To know Bill was to have experienced a whirlwind firsthand. A loveable rogue, mad genius, consummate storyteller, insufferable worry wart, a sage of sarcasm, unabashed charmer, gifted pilot, irreverent jokester... He'd rather needle you into a hearty laugh or sweet sentimental moment, but he'd settle for making you mad. Bill was happiest while stirring things up and leading group 'projects' - some advisable, some not. Towards the end of his life, it became clear that all of this was Bill's earnest attempt to engage with others - to love and be loved as genuinely as possible.
The story of Bill's life cannot well be encapsulated in written prose; it's like trying to write about lightning in a bottle. Bill was unique and extraordinary in so many ways, like encountering bold italics on a page of regular print, standing out in contrast to normalcy. As Mae West famously wrote, "You only live once, but if you do it right, once is enough."

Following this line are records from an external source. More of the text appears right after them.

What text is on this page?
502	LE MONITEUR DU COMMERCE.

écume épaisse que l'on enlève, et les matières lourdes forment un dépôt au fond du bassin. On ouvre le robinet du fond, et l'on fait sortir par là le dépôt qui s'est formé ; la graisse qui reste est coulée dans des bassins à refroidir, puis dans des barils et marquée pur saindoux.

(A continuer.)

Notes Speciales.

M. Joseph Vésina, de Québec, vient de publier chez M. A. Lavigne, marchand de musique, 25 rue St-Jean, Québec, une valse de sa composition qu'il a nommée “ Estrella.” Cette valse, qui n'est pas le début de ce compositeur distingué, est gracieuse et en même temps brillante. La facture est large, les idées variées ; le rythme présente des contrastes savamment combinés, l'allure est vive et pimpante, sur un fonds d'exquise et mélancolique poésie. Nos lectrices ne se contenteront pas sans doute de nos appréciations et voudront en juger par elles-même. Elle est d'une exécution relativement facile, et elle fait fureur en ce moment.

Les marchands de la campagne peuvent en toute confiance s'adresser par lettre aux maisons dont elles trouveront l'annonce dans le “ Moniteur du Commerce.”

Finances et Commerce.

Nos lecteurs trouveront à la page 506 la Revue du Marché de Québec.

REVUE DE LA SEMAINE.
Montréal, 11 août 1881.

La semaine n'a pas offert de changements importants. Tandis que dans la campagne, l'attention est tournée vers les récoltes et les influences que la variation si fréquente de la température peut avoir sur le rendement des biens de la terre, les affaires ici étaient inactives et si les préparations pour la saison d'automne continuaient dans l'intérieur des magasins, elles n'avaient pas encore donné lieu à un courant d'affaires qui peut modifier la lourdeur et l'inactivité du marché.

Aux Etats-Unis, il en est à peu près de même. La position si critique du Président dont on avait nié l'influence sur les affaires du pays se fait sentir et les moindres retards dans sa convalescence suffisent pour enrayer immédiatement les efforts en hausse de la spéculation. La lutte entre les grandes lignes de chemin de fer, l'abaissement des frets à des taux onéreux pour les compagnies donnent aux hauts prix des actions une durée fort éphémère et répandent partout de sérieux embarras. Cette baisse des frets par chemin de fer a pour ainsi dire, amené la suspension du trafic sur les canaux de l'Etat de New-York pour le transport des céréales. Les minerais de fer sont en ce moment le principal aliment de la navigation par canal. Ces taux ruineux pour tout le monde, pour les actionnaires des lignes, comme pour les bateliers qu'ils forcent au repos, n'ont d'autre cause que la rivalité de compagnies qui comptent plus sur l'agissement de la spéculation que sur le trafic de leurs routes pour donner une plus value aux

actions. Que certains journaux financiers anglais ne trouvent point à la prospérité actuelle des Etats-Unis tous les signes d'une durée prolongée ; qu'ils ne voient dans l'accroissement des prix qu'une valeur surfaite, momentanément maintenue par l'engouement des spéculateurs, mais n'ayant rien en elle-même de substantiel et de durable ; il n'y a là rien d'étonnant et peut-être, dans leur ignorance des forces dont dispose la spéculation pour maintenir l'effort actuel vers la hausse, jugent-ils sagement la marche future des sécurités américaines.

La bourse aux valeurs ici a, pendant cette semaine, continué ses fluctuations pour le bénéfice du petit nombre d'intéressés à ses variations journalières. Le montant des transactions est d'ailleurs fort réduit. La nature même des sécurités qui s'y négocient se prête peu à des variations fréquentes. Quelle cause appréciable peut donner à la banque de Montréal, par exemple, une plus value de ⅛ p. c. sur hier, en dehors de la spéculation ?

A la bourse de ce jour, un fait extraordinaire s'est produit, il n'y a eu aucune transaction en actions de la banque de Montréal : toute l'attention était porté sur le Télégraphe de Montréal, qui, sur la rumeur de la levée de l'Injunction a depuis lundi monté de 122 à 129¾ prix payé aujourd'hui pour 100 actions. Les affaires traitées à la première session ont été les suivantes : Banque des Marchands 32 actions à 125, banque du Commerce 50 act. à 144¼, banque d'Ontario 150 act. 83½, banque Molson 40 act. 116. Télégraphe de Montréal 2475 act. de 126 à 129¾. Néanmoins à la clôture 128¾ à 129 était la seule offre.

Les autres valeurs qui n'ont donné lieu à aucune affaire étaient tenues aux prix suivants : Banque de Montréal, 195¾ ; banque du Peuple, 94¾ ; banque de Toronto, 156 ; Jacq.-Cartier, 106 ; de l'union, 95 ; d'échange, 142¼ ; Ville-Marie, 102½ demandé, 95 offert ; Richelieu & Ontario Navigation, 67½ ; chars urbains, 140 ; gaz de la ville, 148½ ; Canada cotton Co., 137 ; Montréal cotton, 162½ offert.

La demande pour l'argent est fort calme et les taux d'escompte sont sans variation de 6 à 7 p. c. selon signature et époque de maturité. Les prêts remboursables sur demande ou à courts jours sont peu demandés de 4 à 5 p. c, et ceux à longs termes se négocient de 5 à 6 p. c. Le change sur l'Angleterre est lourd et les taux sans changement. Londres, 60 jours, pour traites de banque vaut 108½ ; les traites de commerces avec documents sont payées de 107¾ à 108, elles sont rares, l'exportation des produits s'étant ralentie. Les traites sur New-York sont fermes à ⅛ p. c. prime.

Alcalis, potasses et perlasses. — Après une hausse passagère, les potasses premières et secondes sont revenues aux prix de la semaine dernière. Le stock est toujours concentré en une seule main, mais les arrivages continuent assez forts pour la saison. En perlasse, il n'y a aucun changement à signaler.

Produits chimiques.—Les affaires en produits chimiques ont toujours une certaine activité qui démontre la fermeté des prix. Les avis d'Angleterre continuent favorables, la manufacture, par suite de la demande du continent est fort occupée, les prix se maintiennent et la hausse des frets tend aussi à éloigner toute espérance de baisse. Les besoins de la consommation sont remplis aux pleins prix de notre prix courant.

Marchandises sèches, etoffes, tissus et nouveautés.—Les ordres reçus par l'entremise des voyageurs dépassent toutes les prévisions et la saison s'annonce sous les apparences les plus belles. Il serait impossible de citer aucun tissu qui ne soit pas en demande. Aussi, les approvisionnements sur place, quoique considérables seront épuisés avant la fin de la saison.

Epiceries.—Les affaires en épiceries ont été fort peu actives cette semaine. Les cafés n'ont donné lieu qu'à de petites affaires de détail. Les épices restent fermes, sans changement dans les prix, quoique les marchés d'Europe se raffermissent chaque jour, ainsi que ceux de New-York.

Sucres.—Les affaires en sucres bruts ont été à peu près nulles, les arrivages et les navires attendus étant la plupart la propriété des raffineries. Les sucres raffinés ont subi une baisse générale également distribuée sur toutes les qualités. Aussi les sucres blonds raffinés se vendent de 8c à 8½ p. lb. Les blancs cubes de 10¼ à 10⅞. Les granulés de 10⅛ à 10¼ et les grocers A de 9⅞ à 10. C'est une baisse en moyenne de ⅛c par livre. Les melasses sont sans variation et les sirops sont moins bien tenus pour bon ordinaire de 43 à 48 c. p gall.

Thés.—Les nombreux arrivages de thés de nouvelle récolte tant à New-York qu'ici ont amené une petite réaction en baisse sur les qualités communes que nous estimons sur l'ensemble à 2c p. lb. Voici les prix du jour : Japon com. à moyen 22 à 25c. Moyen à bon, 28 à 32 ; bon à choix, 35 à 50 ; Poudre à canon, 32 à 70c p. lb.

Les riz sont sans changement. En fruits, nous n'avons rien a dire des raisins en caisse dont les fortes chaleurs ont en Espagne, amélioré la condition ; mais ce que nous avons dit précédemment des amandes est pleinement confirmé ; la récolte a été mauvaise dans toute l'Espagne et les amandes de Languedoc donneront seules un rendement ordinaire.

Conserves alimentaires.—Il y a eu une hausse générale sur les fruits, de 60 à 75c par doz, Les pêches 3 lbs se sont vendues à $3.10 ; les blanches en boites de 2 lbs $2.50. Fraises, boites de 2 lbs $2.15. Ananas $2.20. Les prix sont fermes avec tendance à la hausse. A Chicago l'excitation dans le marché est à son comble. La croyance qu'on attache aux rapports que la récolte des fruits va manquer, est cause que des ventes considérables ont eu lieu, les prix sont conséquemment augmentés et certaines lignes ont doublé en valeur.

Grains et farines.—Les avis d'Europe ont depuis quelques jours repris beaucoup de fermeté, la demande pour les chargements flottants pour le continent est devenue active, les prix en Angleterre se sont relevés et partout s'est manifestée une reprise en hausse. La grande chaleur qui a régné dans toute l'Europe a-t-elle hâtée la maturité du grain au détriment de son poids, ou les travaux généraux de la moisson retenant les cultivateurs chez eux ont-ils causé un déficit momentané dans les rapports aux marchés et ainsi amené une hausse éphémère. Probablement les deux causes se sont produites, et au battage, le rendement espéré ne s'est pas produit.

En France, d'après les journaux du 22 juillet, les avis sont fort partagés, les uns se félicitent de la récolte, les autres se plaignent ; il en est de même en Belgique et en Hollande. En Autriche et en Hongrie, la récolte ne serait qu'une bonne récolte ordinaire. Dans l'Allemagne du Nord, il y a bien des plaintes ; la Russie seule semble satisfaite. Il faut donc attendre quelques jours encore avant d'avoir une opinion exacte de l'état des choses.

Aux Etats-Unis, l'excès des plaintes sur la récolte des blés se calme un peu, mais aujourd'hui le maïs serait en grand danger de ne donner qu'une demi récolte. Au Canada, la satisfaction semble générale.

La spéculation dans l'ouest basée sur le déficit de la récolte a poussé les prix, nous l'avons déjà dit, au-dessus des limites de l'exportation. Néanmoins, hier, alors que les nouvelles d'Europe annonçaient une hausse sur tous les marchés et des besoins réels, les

Bill was preceded in death by his parents; wife, Julie; son, David; brother, Eugene (Gene); sisters, Elizabeth (Betty), Barbara (Bobbie), and Norma.
Bill is survived by his children, Bill (and Kelly) Boerder, Scott (and Michele) Boerder, Tony Boerder, and Catherine Boerder; five grandchildren, Brandon, Ryan, Alisha, Dawn, and Troy; six great-grandchildren, Mariah, Julia, Chloe, Mia, Liam, and Payton; sisters, Dolores and Loretta.
A memorial has been established in Bill's memory for later designation. Condolences may be shared at prairiehillsfuneralhome.com. <
http://prairiehillsfuneralhome.com
>
Services will be held on Friday, May 22, 2020, at 3 p.m. at Olinger Chapel Hill Mortuary in Centennial, CO. Graveside services will be held on Friday, June 19, 2020, at 2 p.m. at the Ogallala Cemetery with Pastor Bill Forbes officiating.